THINK PAST SPOT TECHNOLOGY SOLUTIONS
“We have an app!” “You can reserve through the website!” “Pay with your phone!” All powerful innovations. But no single spot solution tells the whole story, or solves the whole problem. Each is a building block in a comprehensive strategy a restaurant can build to secure the next generation customer. For example, Deloitte’s survey found that 85 percent of responding customers use a restaurant’s official website to gather information on location, menu, and pricing, and use that information to determine where to visit. At the same time, 64 percent say they prefer to receive opt-in emails from a restaurant more than once a month. These two means of outreach—one that relies on the customer to take the initiative, one that pushes a message out—tend to work better together, as part of a plan, than either of them would as a one-off.
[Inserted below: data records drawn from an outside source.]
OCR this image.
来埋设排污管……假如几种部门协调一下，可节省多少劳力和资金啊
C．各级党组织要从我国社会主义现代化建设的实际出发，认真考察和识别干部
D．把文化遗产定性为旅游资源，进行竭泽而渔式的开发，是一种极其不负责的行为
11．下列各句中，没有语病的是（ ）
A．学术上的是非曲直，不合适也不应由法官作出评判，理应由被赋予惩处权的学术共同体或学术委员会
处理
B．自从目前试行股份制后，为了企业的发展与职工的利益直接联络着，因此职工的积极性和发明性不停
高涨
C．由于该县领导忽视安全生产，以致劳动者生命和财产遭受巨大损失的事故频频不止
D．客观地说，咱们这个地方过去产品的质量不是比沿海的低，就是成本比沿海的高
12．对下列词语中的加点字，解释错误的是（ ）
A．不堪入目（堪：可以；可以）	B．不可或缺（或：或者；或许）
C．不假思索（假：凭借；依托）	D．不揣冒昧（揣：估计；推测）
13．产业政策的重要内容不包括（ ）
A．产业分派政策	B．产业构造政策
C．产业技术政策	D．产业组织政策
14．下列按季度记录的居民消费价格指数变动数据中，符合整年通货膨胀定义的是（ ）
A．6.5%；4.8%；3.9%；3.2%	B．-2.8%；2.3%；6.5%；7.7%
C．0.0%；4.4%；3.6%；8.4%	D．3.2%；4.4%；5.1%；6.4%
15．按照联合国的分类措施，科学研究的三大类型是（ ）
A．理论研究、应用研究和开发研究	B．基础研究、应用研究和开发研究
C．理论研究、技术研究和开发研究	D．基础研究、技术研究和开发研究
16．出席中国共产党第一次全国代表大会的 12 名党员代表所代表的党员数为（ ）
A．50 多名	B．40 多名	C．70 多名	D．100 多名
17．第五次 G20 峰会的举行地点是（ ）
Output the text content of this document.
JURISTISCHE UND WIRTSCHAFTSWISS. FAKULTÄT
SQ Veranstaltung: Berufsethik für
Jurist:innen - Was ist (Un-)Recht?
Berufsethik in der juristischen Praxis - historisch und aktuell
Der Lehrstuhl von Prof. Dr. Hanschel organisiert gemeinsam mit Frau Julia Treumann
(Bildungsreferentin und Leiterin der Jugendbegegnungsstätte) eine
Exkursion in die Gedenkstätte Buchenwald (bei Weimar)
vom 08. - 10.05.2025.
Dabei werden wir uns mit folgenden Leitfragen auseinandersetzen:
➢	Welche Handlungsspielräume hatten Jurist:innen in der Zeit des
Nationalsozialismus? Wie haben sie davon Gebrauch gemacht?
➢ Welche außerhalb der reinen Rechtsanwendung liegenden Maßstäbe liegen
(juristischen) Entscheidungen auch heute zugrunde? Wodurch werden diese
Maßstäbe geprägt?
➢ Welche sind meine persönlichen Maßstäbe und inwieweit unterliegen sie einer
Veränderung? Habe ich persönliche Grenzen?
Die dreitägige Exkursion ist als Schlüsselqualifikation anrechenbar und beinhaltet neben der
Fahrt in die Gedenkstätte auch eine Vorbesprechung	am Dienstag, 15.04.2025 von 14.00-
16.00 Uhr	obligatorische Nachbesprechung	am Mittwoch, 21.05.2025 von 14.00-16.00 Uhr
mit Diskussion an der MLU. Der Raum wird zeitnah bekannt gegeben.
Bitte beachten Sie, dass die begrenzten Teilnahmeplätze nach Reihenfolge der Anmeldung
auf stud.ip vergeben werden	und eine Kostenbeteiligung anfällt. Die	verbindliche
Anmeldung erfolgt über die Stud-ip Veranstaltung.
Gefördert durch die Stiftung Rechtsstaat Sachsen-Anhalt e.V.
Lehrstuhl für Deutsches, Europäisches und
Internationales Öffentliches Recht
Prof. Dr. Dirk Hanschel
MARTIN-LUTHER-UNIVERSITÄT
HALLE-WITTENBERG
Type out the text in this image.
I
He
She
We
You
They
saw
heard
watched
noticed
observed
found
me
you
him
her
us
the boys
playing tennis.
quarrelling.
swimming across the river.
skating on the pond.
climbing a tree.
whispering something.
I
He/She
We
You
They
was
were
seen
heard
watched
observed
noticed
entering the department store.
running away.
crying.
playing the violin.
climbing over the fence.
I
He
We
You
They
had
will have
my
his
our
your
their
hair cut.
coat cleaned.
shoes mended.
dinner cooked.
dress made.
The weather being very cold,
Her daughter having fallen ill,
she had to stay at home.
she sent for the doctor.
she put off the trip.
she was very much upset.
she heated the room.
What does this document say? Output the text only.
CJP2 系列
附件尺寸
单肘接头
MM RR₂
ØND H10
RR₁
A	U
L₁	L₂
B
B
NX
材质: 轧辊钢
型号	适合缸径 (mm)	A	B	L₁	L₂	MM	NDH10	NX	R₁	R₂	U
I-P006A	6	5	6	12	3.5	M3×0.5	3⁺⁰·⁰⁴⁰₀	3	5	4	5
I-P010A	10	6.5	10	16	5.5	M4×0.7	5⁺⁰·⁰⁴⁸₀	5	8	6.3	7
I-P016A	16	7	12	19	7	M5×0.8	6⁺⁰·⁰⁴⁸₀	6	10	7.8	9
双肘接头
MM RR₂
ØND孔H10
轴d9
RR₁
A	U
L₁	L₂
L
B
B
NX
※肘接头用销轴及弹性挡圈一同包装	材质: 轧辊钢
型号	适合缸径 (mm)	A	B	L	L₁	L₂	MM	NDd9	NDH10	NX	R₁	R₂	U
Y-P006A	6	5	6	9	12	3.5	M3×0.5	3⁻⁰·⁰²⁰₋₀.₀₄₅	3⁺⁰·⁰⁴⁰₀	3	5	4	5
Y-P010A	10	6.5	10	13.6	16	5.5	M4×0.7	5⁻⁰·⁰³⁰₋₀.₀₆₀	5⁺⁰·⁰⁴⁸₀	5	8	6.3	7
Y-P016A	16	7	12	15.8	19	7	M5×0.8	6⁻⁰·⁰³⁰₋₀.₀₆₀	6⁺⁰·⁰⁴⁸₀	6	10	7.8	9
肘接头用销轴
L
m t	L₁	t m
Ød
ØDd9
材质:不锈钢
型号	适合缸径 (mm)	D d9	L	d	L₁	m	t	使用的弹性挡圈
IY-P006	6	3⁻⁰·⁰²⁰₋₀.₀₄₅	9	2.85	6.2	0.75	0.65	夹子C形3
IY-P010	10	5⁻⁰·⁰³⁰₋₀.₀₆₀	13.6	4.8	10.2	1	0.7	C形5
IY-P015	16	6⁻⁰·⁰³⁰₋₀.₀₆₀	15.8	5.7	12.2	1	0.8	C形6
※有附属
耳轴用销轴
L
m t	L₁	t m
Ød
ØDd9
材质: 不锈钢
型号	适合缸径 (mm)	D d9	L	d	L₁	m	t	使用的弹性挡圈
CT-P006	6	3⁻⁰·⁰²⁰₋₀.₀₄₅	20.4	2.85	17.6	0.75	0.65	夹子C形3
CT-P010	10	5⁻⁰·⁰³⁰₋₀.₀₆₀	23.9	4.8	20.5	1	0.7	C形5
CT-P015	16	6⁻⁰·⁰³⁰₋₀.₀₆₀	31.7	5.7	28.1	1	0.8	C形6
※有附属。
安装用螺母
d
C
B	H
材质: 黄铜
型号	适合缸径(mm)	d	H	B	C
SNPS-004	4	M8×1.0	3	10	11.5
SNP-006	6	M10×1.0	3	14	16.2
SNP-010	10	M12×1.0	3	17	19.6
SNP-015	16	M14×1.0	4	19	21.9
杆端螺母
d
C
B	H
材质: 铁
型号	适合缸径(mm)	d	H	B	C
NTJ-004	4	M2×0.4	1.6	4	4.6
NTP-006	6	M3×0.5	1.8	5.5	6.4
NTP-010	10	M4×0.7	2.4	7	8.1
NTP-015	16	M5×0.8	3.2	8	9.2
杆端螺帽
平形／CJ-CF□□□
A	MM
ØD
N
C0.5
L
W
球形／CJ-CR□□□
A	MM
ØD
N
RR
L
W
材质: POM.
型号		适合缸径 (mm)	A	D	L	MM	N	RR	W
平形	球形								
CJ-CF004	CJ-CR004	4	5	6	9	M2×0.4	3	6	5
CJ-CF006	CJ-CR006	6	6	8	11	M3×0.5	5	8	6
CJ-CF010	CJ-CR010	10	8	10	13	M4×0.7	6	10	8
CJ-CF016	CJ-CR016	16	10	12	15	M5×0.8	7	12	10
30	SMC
Remember that channels aren’t only about information. They carry value as well. Some restaurants have boosted both customer affinity and revenue by offering “touchfree” in-restaurant pick-up. Some channels aren’t even informational at all: the coin of a restaurant’s realm is food, and free samples can help appease customers during nonfavorite moments such as waiting for a table or waiting for a take-out order to become ready. As one of the executives we interviewed said, “Customers want all the options all the time. They want the ability to order across all channels when they like. Restaurants have to figure out how to engage customers across channels.”